The fact that after the activity you were at, she was still there with her nose out of joint because you arranged for someone else to bring you home (because it suited you more than her).
She does seem like she is trying to slot you into the position her late mother had, where she will be looking after you and dropping in at any time but you've got really clear and easy to understand boundaries (and are keeping them) and she is finding this difficult to deal with. None of which is your issue to resolve. She is also coming across as nosy because she wants to see inside your home.

You are definitely not being unreasonable here.

2bazookas · 10/09/2021 19:21

Well done for standing your ground. Don't feel bad; she had ample warnings and requests not to do that, and hasn't considered your feelings at all. As for turning up at a mealtime!!!!!

A text 7 minutes before arriving is NOT polite notice/request.
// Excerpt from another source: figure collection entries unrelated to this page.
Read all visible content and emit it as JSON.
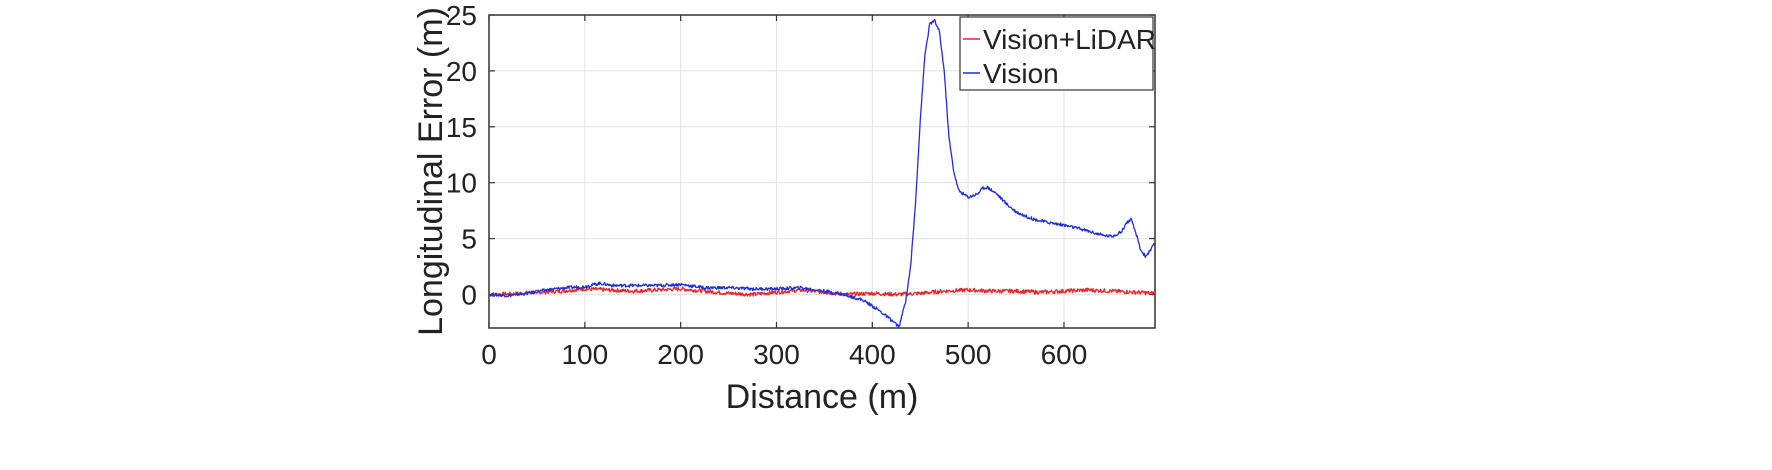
{
  "chart_data": {
    "type": "line",
    "title": "",
    "xlabel": "Distance (m)",
    "ylabel": "Longitudinal Error (m)",
    "xlim": [
      0,
      695
    ],
    "ylim": [
      -3,
      25
    ],
    "xticks": [
      0,
      100,
      200,
      300,
      400,
      500,
      600
    ],
    "yticks": [
      0,
      5,
      10,
      15,
      20,
      25
    ],
    "xtick_labels": [
      "0",
      "100",
      "200",
      "300",
      "400",
      "500",
      "600"
    ],
    "ytick_labels": [
      "0",
      "5",
      "10",
      "15",
      "20",
      "25"
    ],
    "grid": true,
    "legend_position": "top-right",
    "series": [
      {
        "name": "Vision+LiDAR",
        "color": "#e8262b",
        "x": [
          0,
          25,
          50,
          75,
          100,
          125,
          150,
          175,
          200,
          225,
          250,
          275,
          300,
          325,
          350,
          375,
          400,
          425,
          450,
          475,
          500,
          525,
          550,
          575,
          600,
          625,
          650,
          675,
          695
        ],
        "y": [
          0.0,
          0.05,
          0.2,
          0.3,
          0.5,
          0.4,
          0.3,
          0.4,
          0.5,
          0.3,
          0.1,
          0.0,
          0.2,
          0.4,
          0.2,
          0.0,
          0.1,
          0.0,
          0.1,
          0.3,
          0.4,
          0.3,
          0.3,
          0.2,
          0.3,
          0.4,
          0.3,
          0.2,
          0.1
        ]
      },
      {
        "name": "Vision",
        "color": "#1f2fd6",
        "x": [
          0,
          20,
          40,
          60,
          80,
          100,
          115,
          130,
          150,
          175,
          200,
          225,
          250,
          275,
          300,
          325,
          350,
          370,
          390,
          405,
          420,
          428,
          435,
          440,
          445,
          450,
          455,
          460,
          465,
          470,
          475,
          480,
          485,
          490,
          500,
          510,
          515,
          520,
          530,
          540,
          550,
          560,
          570,
          580,
          600,
          620,
          640,
          650,
          660,
          665,
          670,
          675,
          680,
          685,
          690,
          695
        ],
        "y": [
          0.0,
          -0.1,
          0.1,
          0.4,
          0.6,
          0.7,
          1.0,
          0.8,
          0.8,
          0.8,
          0.9,
          0.6,
          0.6,
          0.5,
          0.5,
          0.6,
          0.3,
          0.0,
          -0.5,
          -1.3,
          -2.3,
          -2.9,
          -0.5,
          2.5,
          8.0,
          15.5,
          21.5,
          24.2,
          24.5,
          23.5,
          20.0,
          14.0,
          11.0,
          9.3,
          8.7,
          9.0,
          9.5,
          9.6,
          9.0,
          8.1,
          7.4,
          7.0,
          6.7,
          6.5,
          6.2,
          5.8,
          5.3,
          5.2,
          5.6,
          6.4,
          6.7,
          5.5,
          4.0,
          3.4,
          3.9,
          4.6
        ]
      }
    ]
  }
}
MumsMeaningfulMayhem · 10/09/2021 19:49

YADNBU...
but I'm afraid your friend will think you were DBU

ALongHardWinter · 10/09/2021 20:05

Aw OP so sorry to hear you've got all those health issues. I admire you for striving to be so independent. I did laugh at your 'Florence Nightingale' remark though! Grin

Jayne35 · 10/09/2021 20:42

Yanbu if that’s how you feel and you have told your friend so, more than once, she she respect your feelings. I’m the total opposite to you and if my door is not locked family and close friends just knock, walk in and shout hi only me, but everyone is different. I hope your friend gets the message now.

Angrywife · 10/09/2021 20:54

Regardless of your personal situation, and whether you were eating or just lounging around, it is extremely rude of anyone to come to your house unannounced, expect and answer and expect to be invited in.

I don't answer my door unless I'm expecting someone, or a parcel delivery. My home is my sanctuary, it's where I hide from the world and look after me. It's up to me and my family when and if we answer the door and if we invite the caller in, no-one has a right to insist we do different.

Stick to your guns and instead of keep explaining to her, or feeling you have to apologise, just say 'I've told you before, I don't answer the door/invite unexpected people in. Giving reasons and excuses gives her something to argue against.

Bleachmycloths · 10/09/2021 23:06

Stupid behaviour. You’ve told her many times not to turn up without checking and she ignores you. She’s an idiot.

thisplaceisweird · 10/09/2021 23:11

I don't think it matters what we think. You've given her clear boundaries for the friendship and she's ignoring your wishes, that's not on.

HeckyPeck · 10/09/2021 23:17

@BlackShadowCat

It seems you have asked her repeatedly not to just drop by, so she should respect that. It does sound like she is trying to turn you into her next pet project. Keep being strong! And don't feel bad.
This!

My friends would only need to tell me once that they didn't like people dropping in. I can't imagine just continuing to badger them. Especially when she hates people dropping in on her too!

I'd keep her at arms length OP.

Mamanyt · 11/09/2021 00:31

IF this had been the first time it happened, I'd have said YABU. However, from what you are saying, it was not the first (or second or even third) time you had talked with her about that. She is not respecting the boundaries that you have set up. She has no right whatsoever to complain. It isn't as if she had a crisis going on, and NEEDED you. Don't give it a second thought, and if she tries to bully you about it, simply tell her that the friendship is not working for you, and you wish her very well in her life going forward. WIthout you.